杨柳青微微颔首,他抬眼望向皇城方向,夜幕正如同巨大的墨砚被打翻,缓缓将整座城池笼罩。
城中各处鬼物滋生的异象已渐渐平息,御灵卫各部正按坊区清缴残余的邪祟,白日里慌乱的街巷间,已隐约能看到巡城卫兵的身影,渐复往日秩序。
“昭华公主那边如何了?”他收回目光,沉声问道。
引魂卒连忙回话:“回大人,公主殿下现已由禁军妥善护送回宫。宫闱内外已加派守卫,四处巡查严密,安然无恙。”
听罢,杨柳青眉宇间难掩倦色,连日鏖战让他灵力耗损严重,指尖甚至泛起淡淡的青白。
“我在此坐镇,你们继续巡查,莫要懈怠。”
便不再踏出御灵卫总署半步。檐角铜铃在晚风里轻响,他立于廊下,望着院中被血污浸染的青石地,月光洒在他清瘦的侧脸上,映出几分复杂。
武子谏那双眼猩红的眸子总在眼前晃,带着恨意,也藏着他看不懂的偏执。
罢了。
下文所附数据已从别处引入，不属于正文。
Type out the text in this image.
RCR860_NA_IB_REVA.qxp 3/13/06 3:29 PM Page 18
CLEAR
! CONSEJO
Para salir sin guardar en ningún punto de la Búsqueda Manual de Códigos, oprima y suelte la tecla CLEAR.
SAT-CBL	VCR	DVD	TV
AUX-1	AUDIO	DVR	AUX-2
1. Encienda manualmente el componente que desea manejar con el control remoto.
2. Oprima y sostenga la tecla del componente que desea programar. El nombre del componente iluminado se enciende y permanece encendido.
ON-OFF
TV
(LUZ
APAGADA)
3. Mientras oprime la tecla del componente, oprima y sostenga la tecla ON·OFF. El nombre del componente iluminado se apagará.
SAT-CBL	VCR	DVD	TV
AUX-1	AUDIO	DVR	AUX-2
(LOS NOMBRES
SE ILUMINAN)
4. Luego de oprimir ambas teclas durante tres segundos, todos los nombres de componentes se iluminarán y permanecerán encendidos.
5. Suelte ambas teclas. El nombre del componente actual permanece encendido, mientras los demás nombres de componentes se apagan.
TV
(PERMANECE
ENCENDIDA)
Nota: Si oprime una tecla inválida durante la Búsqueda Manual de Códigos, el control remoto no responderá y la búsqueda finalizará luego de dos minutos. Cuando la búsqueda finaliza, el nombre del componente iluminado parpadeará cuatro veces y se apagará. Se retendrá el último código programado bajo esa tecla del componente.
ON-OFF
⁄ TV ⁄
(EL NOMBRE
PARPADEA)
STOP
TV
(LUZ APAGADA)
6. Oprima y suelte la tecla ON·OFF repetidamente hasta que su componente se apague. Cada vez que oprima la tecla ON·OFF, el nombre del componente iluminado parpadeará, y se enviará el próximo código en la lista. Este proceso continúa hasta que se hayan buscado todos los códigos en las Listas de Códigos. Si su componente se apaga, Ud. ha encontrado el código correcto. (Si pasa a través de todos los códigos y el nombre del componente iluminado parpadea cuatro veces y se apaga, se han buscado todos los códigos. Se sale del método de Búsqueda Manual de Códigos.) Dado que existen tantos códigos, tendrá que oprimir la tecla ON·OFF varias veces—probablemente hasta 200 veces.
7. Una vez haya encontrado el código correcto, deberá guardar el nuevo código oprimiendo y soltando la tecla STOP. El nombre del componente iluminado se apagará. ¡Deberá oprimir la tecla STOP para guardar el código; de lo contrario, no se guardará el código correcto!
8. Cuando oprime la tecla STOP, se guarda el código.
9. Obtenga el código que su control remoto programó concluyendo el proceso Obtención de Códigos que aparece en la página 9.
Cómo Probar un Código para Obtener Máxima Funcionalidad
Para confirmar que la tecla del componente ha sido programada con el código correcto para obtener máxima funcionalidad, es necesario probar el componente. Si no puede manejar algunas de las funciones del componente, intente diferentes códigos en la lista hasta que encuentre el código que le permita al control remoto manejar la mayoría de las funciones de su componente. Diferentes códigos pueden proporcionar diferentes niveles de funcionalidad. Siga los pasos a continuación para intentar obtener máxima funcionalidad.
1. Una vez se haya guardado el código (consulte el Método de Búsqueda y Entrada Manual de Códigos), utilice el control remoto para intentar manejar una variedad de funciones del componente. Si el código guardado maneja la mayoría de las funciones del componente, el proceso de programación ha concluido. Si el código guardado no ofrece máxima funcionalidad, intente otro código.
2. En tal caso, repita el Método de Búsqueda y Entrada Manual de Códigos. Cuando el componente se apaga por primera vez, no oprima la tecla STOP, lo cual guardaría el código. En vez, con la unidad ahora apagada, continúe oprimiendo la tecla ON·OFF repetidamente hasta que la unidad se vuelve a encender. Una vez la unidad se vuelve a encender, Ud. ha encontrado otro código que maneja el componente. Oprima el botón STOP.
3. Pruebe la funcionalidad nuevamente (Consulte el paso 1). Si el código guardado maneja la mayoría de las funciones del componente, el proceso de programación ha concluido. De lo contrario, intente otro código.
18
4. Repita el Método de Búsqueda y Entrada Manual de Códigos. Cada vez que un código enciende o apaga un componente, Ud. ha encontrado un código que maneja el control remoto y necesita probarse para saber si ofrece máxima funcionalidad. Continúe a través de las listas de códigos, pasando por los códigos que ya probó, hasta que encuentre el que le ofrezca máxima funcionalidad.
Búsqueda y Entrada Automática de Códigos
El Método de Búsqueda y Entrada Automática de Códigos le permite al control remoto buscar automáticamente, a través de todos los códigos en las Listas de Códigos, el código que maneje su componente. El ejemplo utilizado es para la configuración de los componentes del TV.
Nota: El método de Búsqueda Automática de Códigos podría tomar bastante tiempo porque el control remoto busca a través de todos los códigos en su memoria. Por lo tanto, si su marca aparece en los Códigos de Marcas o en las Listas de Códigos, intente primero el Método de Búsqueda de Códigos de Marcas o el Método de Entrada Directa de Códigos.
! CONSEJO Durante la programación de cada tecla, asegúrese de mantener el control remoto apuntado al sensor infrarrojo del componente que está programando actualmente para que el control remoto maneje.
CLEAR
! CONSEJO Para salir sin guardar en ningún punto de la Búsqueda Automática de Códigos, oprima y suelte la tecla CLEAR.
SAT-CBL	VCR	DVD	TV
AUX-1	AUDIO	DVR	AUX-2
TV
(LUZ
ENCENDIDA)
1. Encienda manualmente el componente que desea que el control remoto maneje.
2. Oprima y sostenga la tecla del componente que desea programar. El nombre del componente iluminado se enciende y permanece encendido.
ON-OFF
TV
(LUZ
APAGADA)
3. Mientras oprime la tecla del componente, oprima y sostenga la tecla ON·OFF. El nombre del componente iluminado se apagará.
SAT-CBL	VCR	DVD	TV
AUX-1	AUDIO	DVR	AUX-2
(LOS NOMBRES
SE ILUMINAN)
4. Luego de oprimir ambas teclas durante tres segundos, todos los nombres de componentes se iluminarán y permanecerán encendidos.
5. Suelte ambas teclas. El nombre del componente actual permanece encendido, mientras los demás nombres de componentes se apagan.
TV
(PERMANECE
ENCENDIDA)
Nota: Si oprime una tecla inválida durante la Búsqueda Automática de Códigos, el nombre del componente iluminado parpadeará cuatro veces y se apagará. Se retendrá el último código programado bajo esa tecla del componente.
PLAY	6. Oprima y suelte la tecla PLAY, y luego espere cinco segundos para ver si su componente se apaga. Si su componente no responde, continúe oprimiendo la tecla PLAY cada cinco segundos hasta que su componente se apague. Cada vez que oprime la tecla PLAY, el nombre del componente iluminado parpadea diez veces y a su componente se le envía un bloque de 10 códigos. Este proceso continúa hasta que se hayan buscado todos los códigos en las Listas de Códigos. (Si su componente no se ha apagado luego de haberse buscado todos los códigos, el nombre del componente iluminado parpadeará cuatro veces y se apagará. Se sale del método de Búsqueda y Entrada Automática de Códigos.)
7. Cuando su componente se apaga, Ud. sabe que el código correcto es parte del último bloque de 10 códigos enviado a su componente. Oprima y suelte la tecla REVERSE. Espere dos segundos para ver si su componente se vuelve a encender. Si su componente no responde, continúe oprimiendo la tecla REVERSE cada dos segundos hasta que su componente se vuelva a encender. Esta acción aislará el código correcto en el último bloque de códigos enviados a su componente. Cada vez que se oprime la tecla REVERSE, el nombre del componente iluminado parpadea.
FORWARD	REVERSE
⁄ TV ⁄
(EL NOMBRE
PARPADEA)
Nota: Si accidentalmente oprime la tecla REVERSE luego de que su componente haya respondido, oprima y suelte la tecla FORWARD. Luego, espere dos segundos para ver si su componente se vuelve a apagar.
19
他闭上眼,再睁开时只剩清明。
夜色渐浓,御灵卫的灯火次第亮起,如星子般缀在城中,守护着来之不易的安宁。
宸阳殿内烛火通明,龙涎香在空气中缓缓弥散。
皇帝身着明黄十二章纹龙袍,端坐在高高的御座之上,玄色的珠帘垂落两侧,隐约映出他紧绷的面容。
当吕明微躬身奏报城南邪祟已尽数肃清、妖氛渐散时,皇帝紧抿的唇角微微松动,眉宇间连日来积郁的沉凝如被清风拂过,悄然散去些许。
他指尖无意识地在御案的紫檀木面上轻叩了两下,“笃、笃”的轻响在寂静的殿内格外清晰。
可当杨柳青出列奏事,清晰吐出“武子谏”三字,且言明此人正是暗中豢养鬼物、搅动皇城风雨的祸首时,皇帝那刚放松的下颌猛地一收,方才舒展的眉心骤然蹙起,如遭惊雷般眼中闪过一丝难以置信的惊愕。
转瞬之间,惊愕便如潮水般褪去,取而代之的是深不见底的审视。
皇帝的目光缓缓扫过阶下躬身而立的杨柳青与吕明微,那视线带着帝王特有的威仪与洞察,仿佛能穿透层层言语直抵人心深处的真相。
原本稍缓的殿内气息重新沉凝,御座周围的空气都似被这无声的探究压得滞重起来,连烛火都似收敛了跳动的光芒,静静映照着君臣间这片刻的沉默。